Anyway got a few things done in the house which is better than the last two days.I just feel tired and want to crawl into a hole.Don't want to think or feel anything right now.

Re: So tired of the constant struggle

Hi @Chris ,

I guess the thing that gets all of us is being 'tired'. When we are tired, our stress levels go right up, and our coping mechanisms fade away. 

It sounds like your granddaughter is very tired indeed (her partner walking out, a colicky baby and 2 teens would do that!!). 

And I know you said that you are tired of helpling everyone else yourself. And here you are taking on yet another thing. I feel for you.

While there is obviously no quick and total solution here, I think the very fact that she can at least talk to you on Skype would be comforting to some degree. And the very fact that you can at least have a shoulder to cry on here in these forums might be comforting to some degree as well. Sometmes, just discussing things and 'letting it all out' can help ease the strain.

I have picked up on 2 things - she only has 10 days to go in USA, and you are going on holidays on the weekend. Both are not too long into the future. Perhaps try to focus on these things as short term goals. For instance, the weekend is now only 2 days away. I know you have kids going with you, but maybe try to focus on just getting to the weekend, and then getting away. 

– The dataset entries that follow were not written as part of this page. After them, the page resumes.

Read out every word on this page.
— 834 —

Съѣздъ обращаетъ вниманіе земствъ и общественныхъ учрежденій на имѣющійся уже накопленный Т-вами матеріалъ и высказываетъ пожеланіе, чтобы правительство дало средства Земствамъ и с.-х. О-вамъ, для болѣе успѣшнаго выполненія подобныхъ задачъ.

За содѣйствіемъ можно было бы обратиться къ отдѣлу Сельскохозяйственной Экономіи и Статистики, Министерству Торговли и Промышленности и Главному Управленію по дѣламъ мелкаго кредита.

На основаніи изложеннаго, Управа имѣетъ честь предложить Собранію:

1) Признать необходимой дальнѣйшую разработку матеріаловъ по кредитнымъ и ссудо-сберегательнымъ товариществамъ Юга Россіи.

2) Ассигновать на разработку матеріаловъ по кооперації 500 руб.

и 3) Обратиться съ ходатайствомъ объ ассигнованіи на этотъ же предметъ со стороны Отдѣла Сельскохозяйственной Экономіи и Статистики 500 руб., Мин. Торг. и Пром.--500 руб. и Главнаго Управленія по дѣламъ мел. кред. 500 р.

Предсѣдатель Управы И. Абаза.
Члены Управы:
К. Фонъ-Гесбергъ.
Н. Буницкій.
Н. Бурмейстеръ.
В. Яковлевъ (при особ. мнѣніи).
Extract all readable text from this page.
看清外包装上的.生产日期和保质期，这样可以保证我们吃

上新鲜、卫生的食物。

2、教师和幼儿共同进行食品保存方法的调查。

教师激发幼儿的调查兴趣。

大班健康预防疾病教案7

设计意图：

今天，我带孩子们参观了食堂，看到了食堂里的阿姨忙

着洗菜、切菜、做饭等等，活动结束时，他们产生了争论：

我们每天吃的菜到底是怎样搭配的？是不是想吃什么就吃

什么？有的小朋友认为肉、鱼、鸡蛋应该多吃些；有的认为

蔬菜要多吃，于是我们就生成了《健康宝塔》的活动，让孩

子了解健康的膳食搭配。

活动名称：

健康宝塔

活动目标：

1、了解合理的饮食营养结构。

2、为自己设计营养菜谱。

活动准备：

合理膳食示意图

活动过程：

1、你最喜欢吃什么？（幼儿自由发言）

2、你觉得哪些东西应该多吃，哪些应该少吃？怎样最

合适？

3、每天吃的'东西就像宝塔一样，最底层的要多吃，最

And please keep in contact. All of us here care about you and will try to offer support where we can.

PS - there is another thread going in our Carers Forum about 'compassion fatigue'. I thought you might like to have a read. Click here to follow the link.

Take care Chris,

Hobbit.

Re: So tired of the constant struggle

sorry hobbit. I failed to mention that my granddaughter is 16, The family matters are the host family she is staying with, Its alot for a 16 yr old to handle. Being so far from home, in an environment that is a bit strained, and trying to cope with her feelings.

I have disassociated in the past under extreme stress. At its worse i was on auto pilot but didn't even recognise it. I overdosed and ended up in hospital, in a state of shock at what I had done.Its taken me a long time to try and sort it out so it doesn't happen again.I feel right now i am hovering between the impulsive side which can be very dangerous for me, and feeling tired worn down want to switch off to everything. A big tug of war.Trying to hang onto the little positive things in a day.

My thinking is a bit slow and hazey at the moment. Feel like Im going in slow motion.

Re: So tired of the constant struggle

Hi @Chris 

I would just like to reflect some of your words in an earlier post "So it is imperative that I use the distress tolerance skills, and do things differently this time." You are aware that this has the potential to end you up in hospital.

I think it's good that you are aware of these things in yourself. Acknowledgement is the first step to finding some sort of solution. This is strength and takes much courage on your part. I just wanted to say that - admist all that is going on for you right now, you are showing the strength to want to work on it.

You also said that your psychologist is not back until early February. Would you consider calling the Salvo's Care Line. THey are trained counsellors who can talk to you 24 hours a day (so even if you needed to talk at 3am, you can call someone). I still think just talking to people can be a real release, even a solution of sorts in itself.

The phone number is 1300 36 36 22 and you can view the website here for some more information.

As for these forums, keep talking and you will find others here that can offer you some great support as well. @PeppiPatty @Alessandra1992 @BeHappy @MrsC are a few that come to mind!!